I don’t remember whose name was spoken, only that mine wasn’t and I thought it should have been.
I was angry.
After all, if it hadn’t been for me, we wouldn’t have shut our opponents out. If it hadn’t been for me, Coach wouldn’t have had the option of moving the rest of the defensive line to the front to help score. If it hadn’t been for me, our goalie wouldn’t have had her easiest game of the season.
I had been MVP for four weeks straight, though. I guess Coach thought it best to spread the award around, and she was probably right. I’d gotten cocky and was starting to feel a little better than my teammates.
I’d forgotten how they encouraged me when it took a while to learn a sport that came easily to the rest of them, how they ran extra laps to keep me company because I was slower than everyone else, and how they wiped my tears when Coach’s words felt too personal. I’d failed to appreciate how they cheered me on, gave me room to shine, and stood up for me to bullies on the other teams.
Without them, I wouldn’t have lasted the first practice, but I’d grown prideful and forgotten because someone told me I was the MVP.
It was only sixth grade soccer, for crying out loud, but a pattern had begun to develop, a dangerous one.
Monikers are powerful. Awards. Titles. Position. They go to our heads, even in the Church, and if we’re not careful, we could start thinking we’re better than our brothers and sisters just because the task God has allowed us to carry out by His grace garners more attention than the equally important tasks others have been assigned.

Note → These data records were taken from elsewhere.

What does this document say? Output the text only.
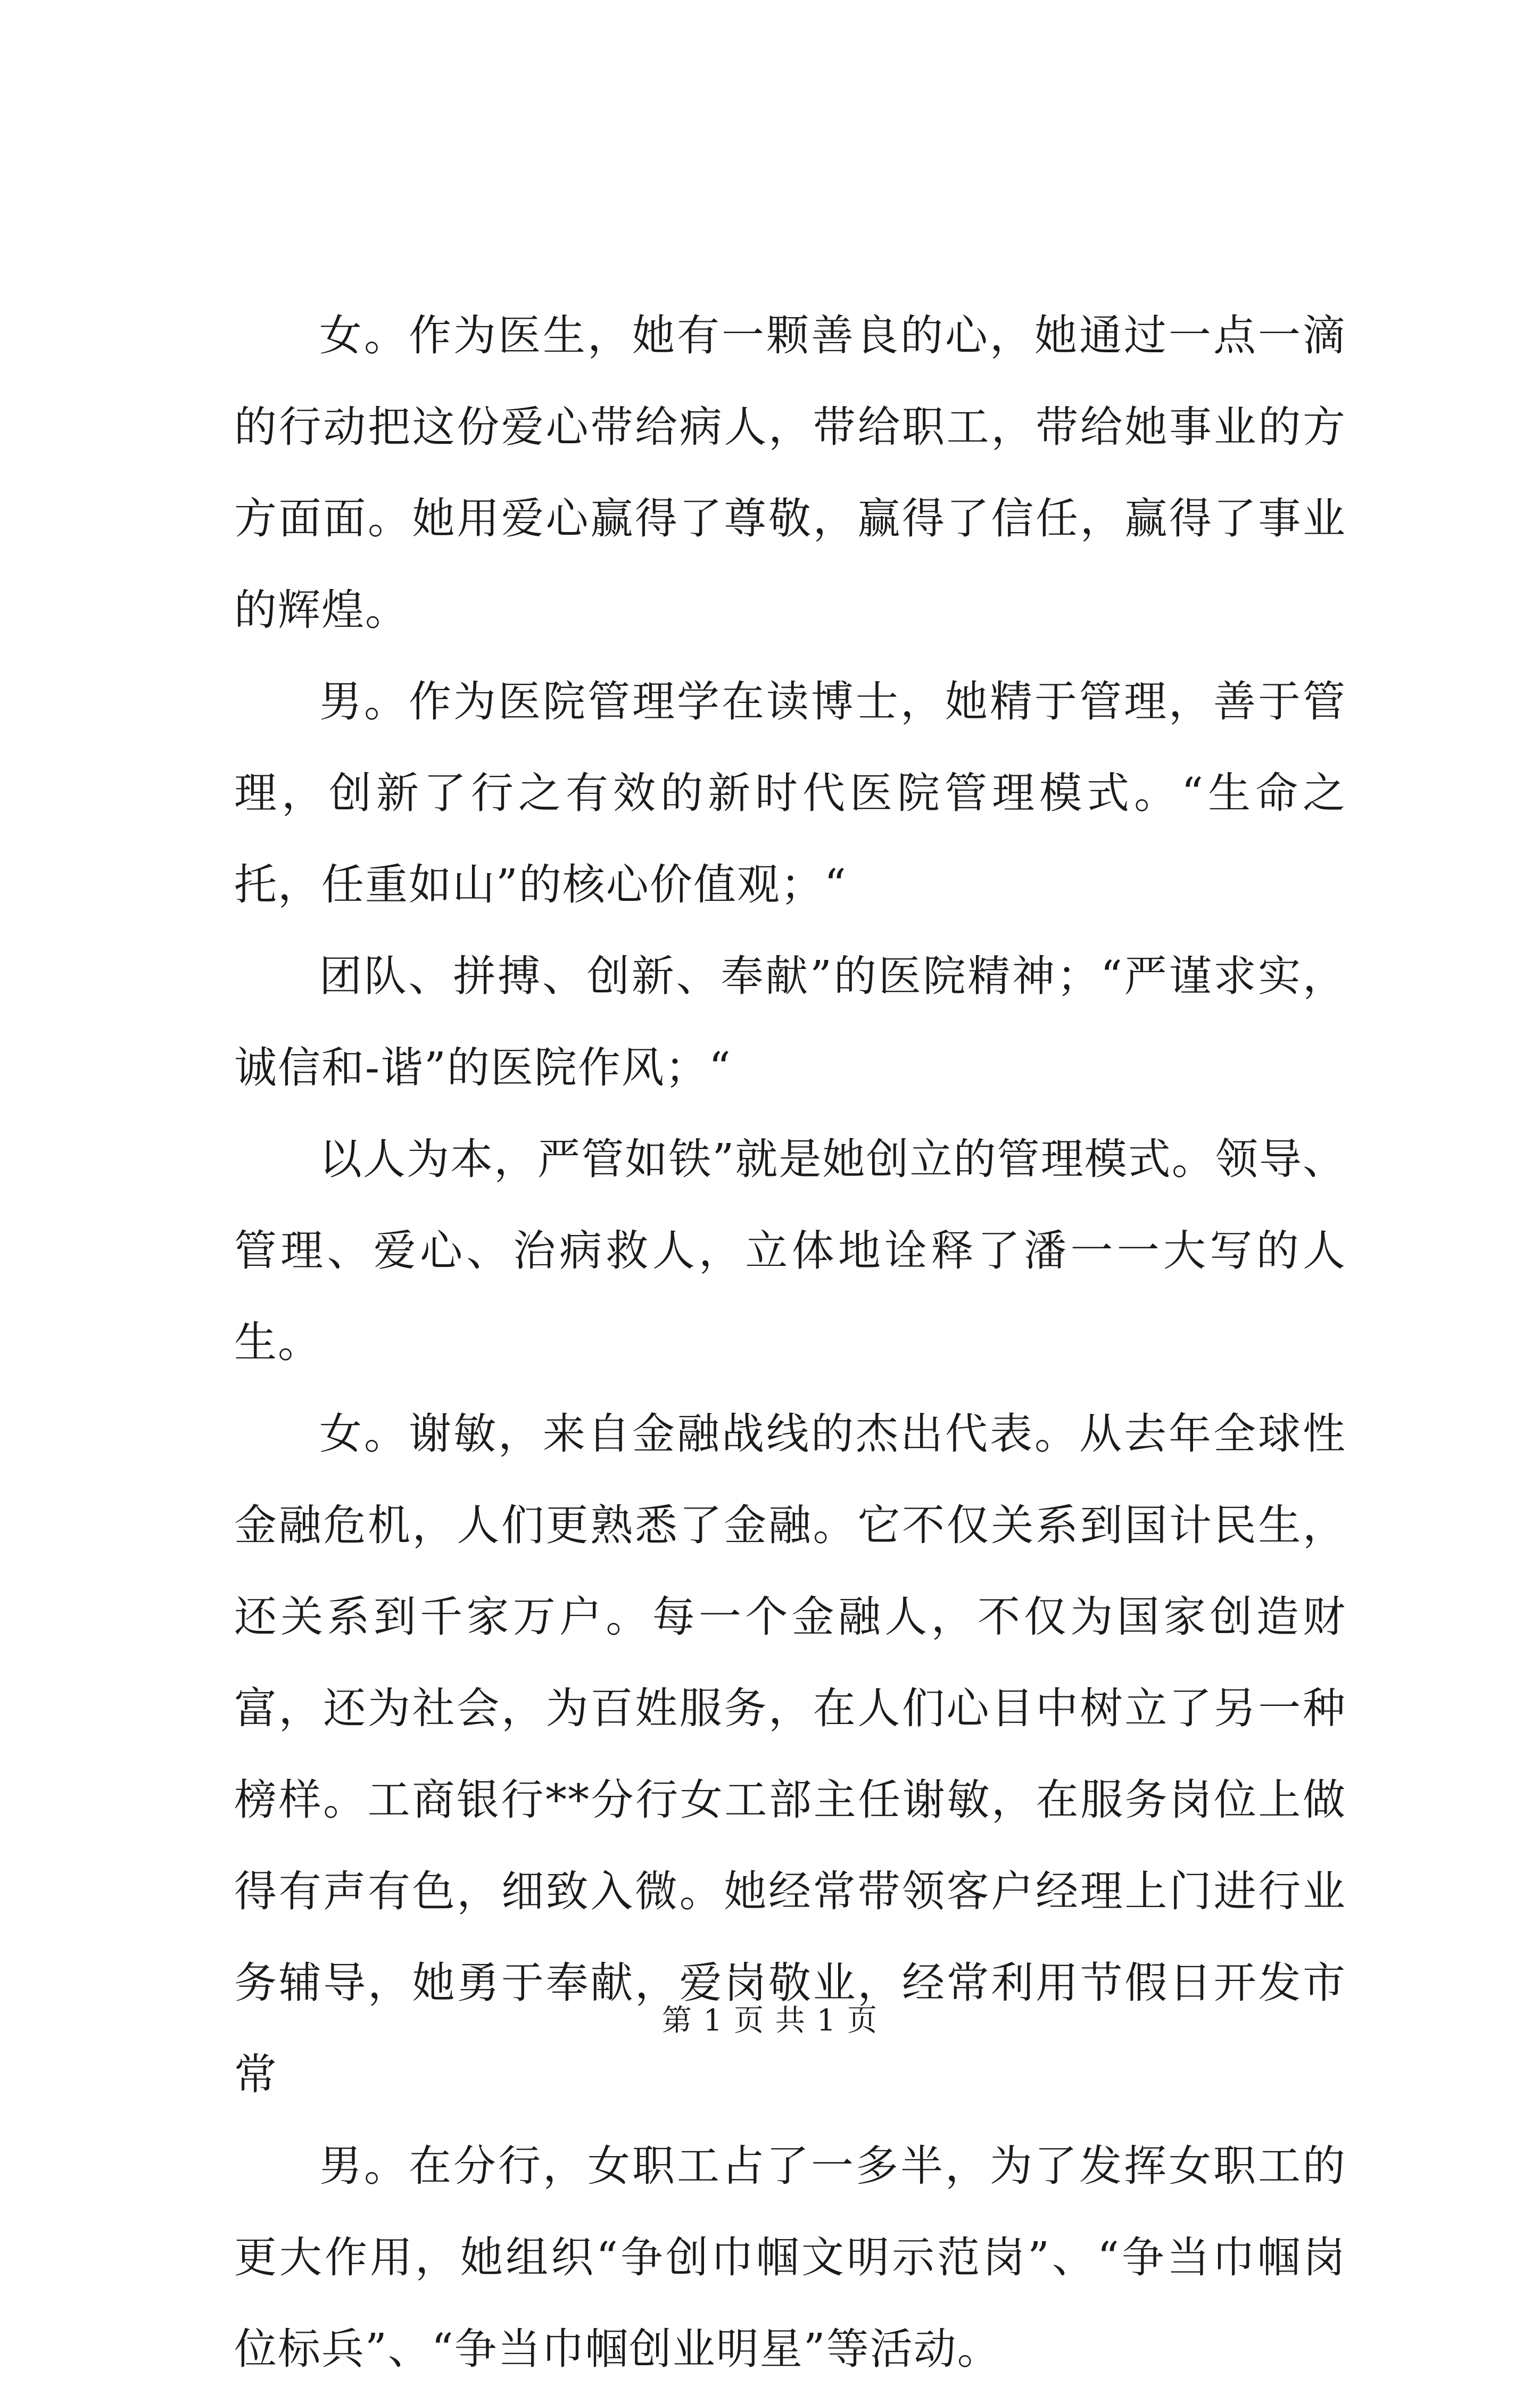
女。作为医生，她有一颗善良的心，她通过一点一滴的行动把这份爱心带给病人，带给职工，带给她事业的方方面面。她用爱心赢得了尊敬，赢得了信任，赢得了事业的辉煌。

男。作为医院管理学在读博士，她精于管理，善于管理，创新了行之有效的新时代医院管理模式。“生命之托，任重如山”的核心价值观；“

团队、拼搏、创新、奉献”的医院精神；“严谨求实，诚信和-谐”的医院作风；“

以人为本，严管如铁”就是她创立的管理模式。领导、管理、爱心、治病救人，立体地诠释了潘一一大写的人生。

女。谢敏，来自金融战线的杰出代表。从去年全球性金融危机，人们更熟悉了金融。它不仅关系到国计民生，还关系到千家万户。每一个金融人，不仅为国家创造财富，还为社会，为百姓服务，在人们心目中树立了另一种榜样。工商银行**分行女工部主任谢敏，在服务岗位上做得有声有色，细致入微。她经常带领客户经理上门进行业务辅导，她勇于奉献，爱岗敬业，经常利用节假日开发市常

男。在分行，女职工占了一多半，为了发挥女职工的更大作用，她组织“争创巾帼文明示范岗”、“争当巾帼岗位标兵”、“争当巾帼创业明星”等活动。

第 1 页 共 1 页
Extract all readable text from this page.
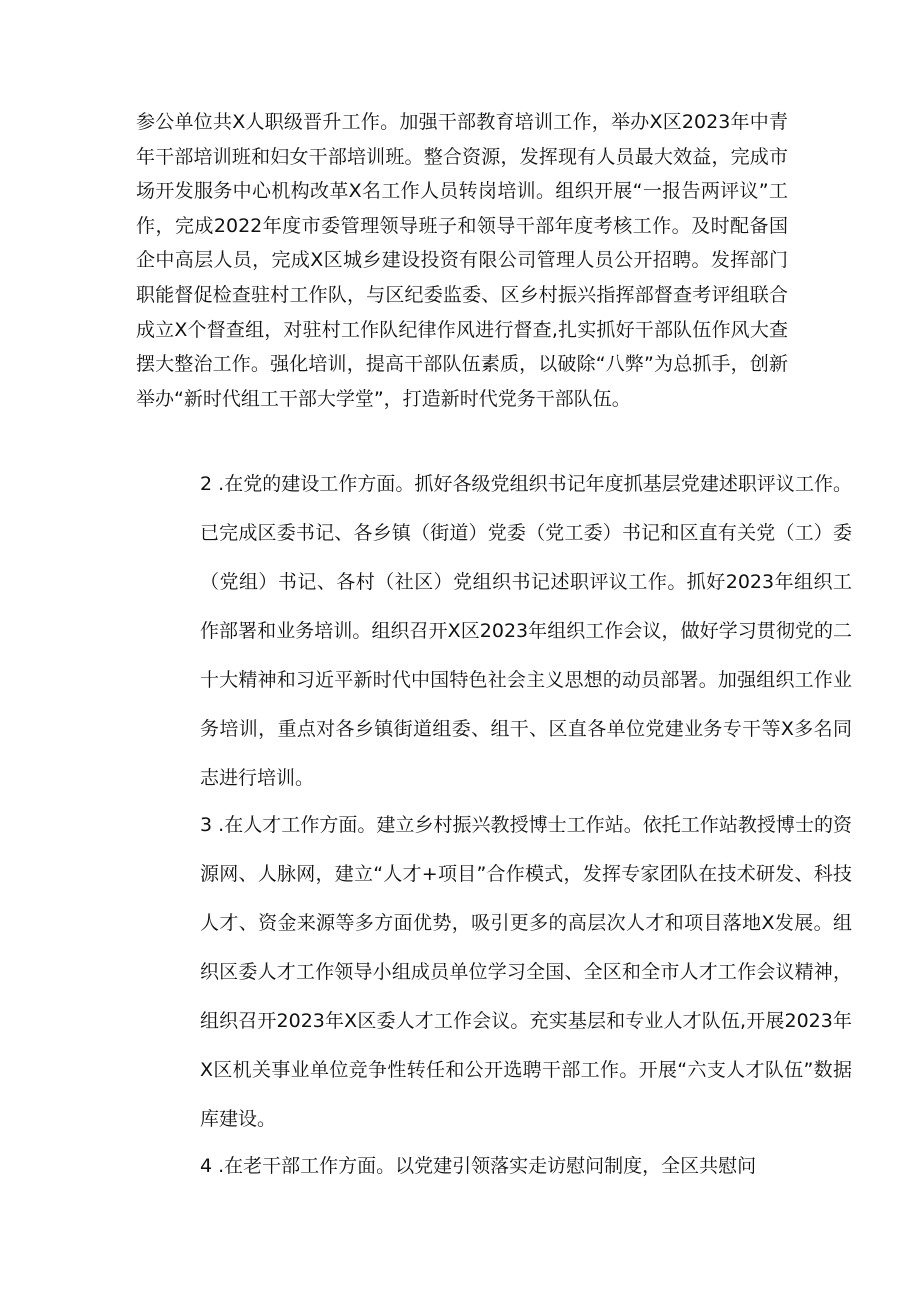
参公单位共X人职级晋升工作。加强干部教育培训工作，举办X区2023年中青年干部培训班和妇女干部培训班。整合资源，发挥现有人员最大效益，完成市场开发服务中心机构改革X名工作人员转岗培训。组织开展“一报告两评议”工作，完成2022年度市委管理领导班子和领导干部年度考核工作。及时配备国企中高层人员，完成X区城乡建设投资有限公司管理人员公开招聘。发挥部门职能督促检查驻村工作队，与区纪委监委、区乡村振兴指挥部督查考评组联合成立X个督查组，对驻村工作队纪律作风进行督查,扎实抓好干部队伍作风大查摆大整治工作。强化培训，提高干部队伍素质，以破除“八弊”为总抓手，创新举办“新时代组工干部大学堂”，打造新时代党务干部队伍。

2 .在党的建设工作方面。抓好各级党组织书记年度抓基层党建述职评议工作。已完成区委书记、各乡镇（街道）党委（党工委）书记和区直有关党（工）委（党组）书记、各村（社区）党组织书记述职评议工作。抓好2023年组织工作部署和业务培训。组织召开X区2023年组织工作会议，做好学习贯彻党的二十大精神和习近平新时代中国特色社会主义思想的动员部署。加强组织工作业务培训，重点对各乡镇街道组委、组干、区直各单位党建业务专干等X多名同志进行培训。

3 .在人才工作方面。建立乡村振兴教授博士工作站。依托工作站教授博士的资源网、人脉网，建立“人才+项目”合作模式，发挥专家团队在技术研发、科技人才、资金来源等多方面优势，吸引更多的高层次人才和项目落地X发展。组织区委人才工作领导小组成员单位学习全国、全区和全市人才工作会议精神，组织召开2023年X区委人才工作会议。充实基层和专业人才队伍,开展2023年X区机关事业单位竞争性转任和公开选聘干部工作。开展“六支人才队伍”数据库建设。

4 .在老干部工作方面。以党建引领落实走访慰问制度，全区共慰问
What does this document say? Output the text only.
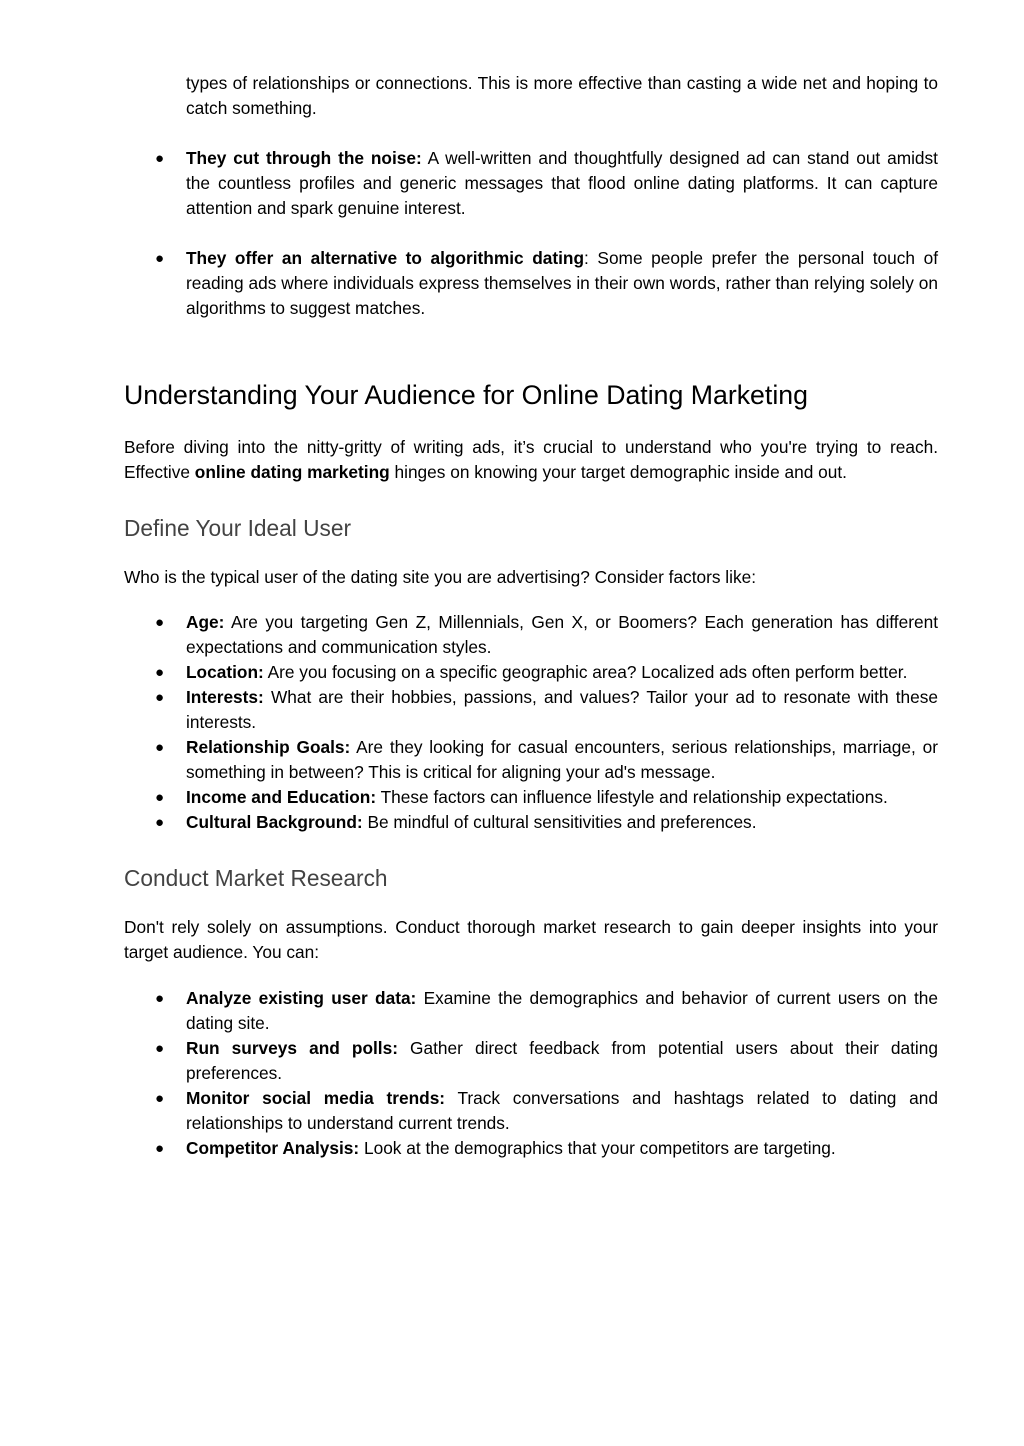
types of relationships or connections. This is more effective than casting a wide net and hoping to catch something.

● They cut through the noise: A well-written and thoughtfully designed ad can stand out amidst the countless profiles and generic messages that flood online dating platforms. It can capture attention and spark genuine interest.
● They offer an alternative to algorithmic dating: Some people prefer the personal touch of reading ads where individuals express themselves in their own words, rather than relying solely on algorithms to suggest matches.
Understanding Your Audience for Online Dating Marketing

Before diving into the nitty-gritty of writing ads, it’s crucial to understand who you're trying to reach. Effective online dating marketing hinges on knowing your target demographic inside and out.

Define Your Ideal User

Who is the typical user of the dating site you are advertising? Consider factors like:

● Age: Are you targeting Gen Z, Millennials, Gen X, or Boomers? Each generation has different expectations and communication styles.
● Location: Are you focusing on a specific geographic area? Localized ads often perform better.
● Interests: What are their hobbies, passions, and values? Tailor your ad to resonate with these interests.
● Relationship Goals: Are they looking for casual encounters, serious relationships, marriage, or something in between? This is critical for aligning your ad's message.
● Income and Education: These factors can influence lifestyle and relationship expectations.
● Cultural Background: Be mindful of cultural sensitivities and preferences.
Conduct Market Research

Don't rely solely on assumptions. Conduct thorough market research to gain deeper insights into your target audience. You can:

● Analyze existing user data: Examine the demographics and behavior of current users on the dating site.
● Run surveys and polls: Gather direct feedback from potential users about their dating preferences.
● Monitor social media trends: Track conversations and hashtags related to dating and relationships to understand current trends.
● Competitor Analysis: Look at the demographics that your competitors are targeting.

We’ll forget that we are sinners saved by grace just like everyone else, that we, too, struggle to maintain forward motion in our own spiritual growth, and that without the help and prayer support of our brothers and sisters, we’d probably fail more than we do. We’ll fail to appreciate the wisdom in God’s forming the Church using diverse, but ordinary members empowered by the same Holy Spirit, the mercy and grace we were shown when chosen to cooperate with them, and the much greater sacrifices so many seldom-mentioned brothers and sisters are required to make for the sake of our common mission to advance the Gospel and grow God’s Kingdom.
We’ll forget we are dust and get too puffed up to be of any use, a sickening thought.
Listen, the most recognition any of us deserve for what God accomplishes through us is a participation ribbon for our obedience. There’s only one MVP in all this, and that’s God. When people hand you His glory by mistake, give it back!